The song is full of good news. The interpretation of the band, the distance and the right words with which Jarvis explains the story, self-injury, bad mood and loser epic, as well as great psychological depth. Because if anyone wants to ask what the social elevator mental breakdown is all about, it's this glorious song.

The theme begins in the form of a conversation between an aborigine and Dr. Livingstone, I suppose, in the form of a Greek girl, who studies art and has made of her ability to adapt, to appear normal, to feel good in the neoprene suit of ugliness, an identity that he believes is alien to any attack or injury. She is not the millionaire father of hers. She's not some stupid tourist coming to Harrod's to shop and watch the changing of the guard. She has no qualms about eating fish'n'chips and frequenting unstoppable dives. She is something else. The problem is her blood and his is still alien.

The singer offers himself to the Greek student (perhaps Danae Stratou, current wife of the politician Yanis Varoufakis) as the singular Horace in that particular descent into the hells of the working class. Obviously, they start with a supermarket. Everything within reach, replaceable and consumable. Offers, carts and colors. If you have enough money to buy, and enough faith to endure, know that it won't get you out of anywhere.

The gist of the song is that the person who narrates the story is not a John Fogerty hustler, nor a decent Bruce Springsteen worker, but the typical Kafkaesque aberration of the so-called social elevator: stigmas, rooms, family, streets, and working-class rancor and a little melancholic dandy head, full of readings, movies, songs that speak of a stylistic ideal only within the reach of your imagination.
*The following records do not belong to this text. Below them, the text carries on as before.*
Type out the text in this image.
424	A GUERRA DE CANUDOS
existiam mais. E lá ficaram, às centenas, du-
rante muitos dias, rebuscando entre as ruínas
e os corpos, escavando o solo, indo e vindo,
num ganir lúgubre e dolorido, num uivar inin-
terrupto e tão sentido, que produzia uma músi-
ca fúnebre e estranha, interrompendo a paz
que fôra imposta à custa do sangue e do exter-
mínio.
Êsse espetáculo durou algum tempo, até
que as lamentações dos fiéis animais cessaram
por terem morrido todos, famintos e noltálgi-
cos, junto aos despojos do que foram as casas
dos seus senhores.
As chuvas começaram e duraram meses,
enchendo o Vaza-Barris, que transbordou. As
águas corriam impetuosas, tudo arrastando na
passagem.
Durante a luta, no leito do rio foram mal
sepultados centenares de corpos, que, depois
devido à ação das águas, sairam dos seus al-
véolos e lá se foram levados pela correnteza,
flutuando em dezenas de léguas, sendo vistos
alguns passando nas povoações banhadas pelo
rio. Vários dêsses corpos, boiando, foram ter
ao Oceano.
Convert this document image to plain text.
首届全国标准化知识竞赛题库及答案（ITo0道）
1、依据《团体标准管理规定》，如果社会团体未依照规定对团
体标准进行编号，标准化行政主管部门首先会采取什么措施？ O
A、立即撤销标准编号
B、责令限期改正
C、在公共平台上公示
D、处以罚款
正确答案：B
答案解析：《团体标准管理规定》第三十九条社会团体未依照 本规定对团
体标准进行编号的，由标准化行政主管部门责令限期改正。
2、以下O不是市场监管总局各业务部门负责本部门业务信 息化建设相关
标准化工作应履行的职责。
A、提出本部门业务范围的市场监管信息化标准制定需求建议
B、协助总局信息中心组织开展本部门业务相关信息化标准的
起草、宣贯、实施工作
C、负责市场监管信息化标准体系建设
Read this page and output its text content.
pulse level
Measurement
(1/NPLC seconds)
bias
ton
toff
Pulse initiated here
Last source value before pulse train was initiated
What differentiates Jarvis and the student is that she has a silver bullet: call dad, come home, and play rebellious as many times as she wants. Instead, he must appear ignorant to survive, and an eternal fugitive to a beauty that will forever elude him. And if ordinary people only drink, shop and fuck, it's because there's no other way to entertain themselves and feel alive. The rich live knowing that their money is inexhaustible. The poor knowing that if it reaches them, it will end and it will be worse: debts and resentment.